When it was unbearable we told our Mother Africa with our sighs and with our tears and with our songs and with our drums. Her frantic heartbeat for her stolen children resonated on the drums of her sons and daughters as they played and danced into the dark sky, the songs Mother Africa had taught them. The syncopation of the rhythmic and mystically majestic drums conjured Mother Africa’s spirit as if the thousands of miles across the sea and thousands of leagues beneath the sea, didn’t stand between us.
We loved Mother Africa, and she loved us, and that it was adequate compensation for being so unloved in the new world.
So 400 years to the month after we first were snatched from her arms, Mother Africa, through her tribal leaders and keepers of culture, welcomed me and my family and 250 others, Home.
Mother didn’t just see her children. We saw our Mother…and our Home.
I didn’t know that Mother had been looking for me to return, because she could not come to where I was.
Home humbled me.
When I think of Home, it isn’t an address.
Home isn’t brick and mortar and living rooms and garages.
Home is the portal through which you enter & then engage the world each day.
Home is the portal through which you return to decompress from the atrocities of the world each day.
Home is where you look at yourself in the mirror before taking on the day.
And Home is where you never second guess yourself.
Home is where you never have to make excuses for yourself.

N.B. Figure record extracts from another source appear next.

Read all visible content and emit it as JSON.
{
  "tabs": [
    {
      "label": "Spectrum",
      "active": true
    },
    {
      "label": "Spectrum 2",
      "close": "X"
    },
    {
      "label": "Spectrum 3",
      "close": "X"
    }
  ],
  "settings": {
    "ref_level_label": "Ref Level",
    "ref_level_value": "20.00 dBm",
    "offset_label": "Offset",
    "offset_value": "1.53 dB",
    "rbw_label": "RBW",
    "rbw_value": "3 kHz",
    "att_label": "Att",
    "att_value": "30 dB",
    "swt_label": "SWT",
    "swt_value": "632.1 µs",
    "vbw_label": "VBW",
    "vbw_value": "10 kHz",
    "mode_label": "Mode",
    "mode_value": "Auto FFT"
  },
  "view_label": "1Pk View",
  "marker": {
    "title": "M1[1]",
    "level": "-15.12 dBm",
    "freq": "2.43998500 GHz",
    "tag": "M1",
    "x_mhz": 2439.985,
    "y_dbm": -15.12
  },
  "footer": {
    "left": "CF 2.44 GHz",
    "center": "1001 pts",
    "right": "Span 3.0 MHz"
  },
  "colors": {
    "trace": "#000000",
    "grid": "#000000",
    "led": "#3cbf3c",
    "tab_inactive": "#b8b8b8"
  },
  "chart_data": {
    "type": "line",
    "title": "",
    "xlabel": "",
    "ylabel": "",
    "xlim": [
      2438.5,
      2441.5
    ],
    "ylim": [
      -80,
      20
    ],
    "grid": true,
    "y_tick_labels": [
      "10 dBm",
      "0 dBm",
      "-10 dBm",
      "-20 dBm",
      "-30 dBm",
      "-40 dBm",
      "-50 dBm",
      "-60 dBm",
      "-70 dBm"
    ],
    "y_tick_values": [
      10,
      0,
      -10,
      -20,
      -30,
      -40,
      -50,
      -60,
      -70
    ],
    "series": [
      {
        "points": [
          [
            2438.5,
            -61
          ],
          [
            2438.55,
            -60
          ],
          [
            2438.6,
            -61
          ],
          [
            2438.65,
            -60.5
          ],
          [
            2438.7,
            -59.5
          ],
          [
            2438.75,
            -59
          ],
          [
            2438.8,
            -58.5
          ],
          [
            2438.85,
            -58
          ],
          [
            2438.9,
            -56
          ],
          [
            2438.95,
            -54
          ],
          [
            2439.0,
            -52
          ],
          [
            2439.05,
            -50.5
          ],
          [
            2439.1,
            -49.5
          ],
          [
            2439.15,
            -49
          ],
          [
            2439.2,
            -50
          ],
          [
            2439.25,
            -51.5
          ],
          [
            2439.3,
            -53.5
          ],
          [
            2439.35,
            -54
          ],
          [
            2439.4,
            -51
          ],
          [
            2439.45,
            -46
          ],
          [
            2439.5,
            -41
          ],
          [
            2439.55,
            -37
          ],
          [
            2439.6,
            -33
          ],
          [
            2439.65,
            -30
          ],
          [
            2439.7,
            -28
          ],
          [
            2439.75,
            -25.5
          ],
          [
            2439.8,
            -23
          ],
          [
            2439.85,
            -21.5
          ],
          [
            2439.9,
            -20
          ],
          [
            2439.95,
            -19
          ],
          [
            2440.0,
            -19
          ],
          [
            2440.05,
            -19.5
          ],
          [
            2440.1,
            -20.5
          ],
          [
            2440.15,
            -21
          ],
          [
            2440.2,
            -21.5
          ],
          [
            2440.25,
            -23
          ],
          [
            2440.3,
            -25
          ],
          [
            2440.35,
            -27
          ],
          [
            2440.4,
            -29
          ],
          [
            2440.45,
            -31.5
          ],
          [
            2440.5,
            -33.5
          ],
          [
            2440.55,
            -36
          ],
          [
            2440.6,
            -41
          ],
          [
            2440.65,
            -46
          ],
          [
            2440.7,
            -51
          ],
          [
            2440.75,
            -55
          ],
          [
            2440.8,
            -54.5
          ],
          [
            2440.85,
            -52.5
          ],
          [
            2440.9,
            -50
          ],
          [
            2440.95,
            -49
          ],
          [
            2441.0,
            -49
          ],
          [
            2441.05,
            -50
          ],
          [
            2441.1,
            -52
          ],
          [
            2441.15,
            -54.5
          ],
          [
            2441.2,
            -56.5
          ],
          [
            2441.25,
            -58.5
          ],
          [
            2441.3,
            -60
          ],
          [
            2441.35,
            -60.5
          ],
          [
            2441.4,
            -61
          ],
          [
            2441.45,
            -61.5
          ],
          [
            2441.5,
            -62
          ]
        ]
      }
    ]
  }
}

Home is where you never dumb down.
Home is where you are the majority, and majority rules.
Books live at libraries.
Merchandise lives at stores
Groceries live in supermarkets.
But our intact, non-apologetic, irrepressible, culturally-ordained, hence our truest selves, come alive at Home.
Home is where I can decompress a lifetime of atrocities and unfair treatment so that I can engage the struggle with a renewed sense of self, power and purpose.
Home humbled me in Ghana, because I didn’t know I was so “Homeless.”
I went Home last week and was reminded of who I am. I’m at home in my own skin wherever I go.
Home is not merely where we live. Home is where we come alive!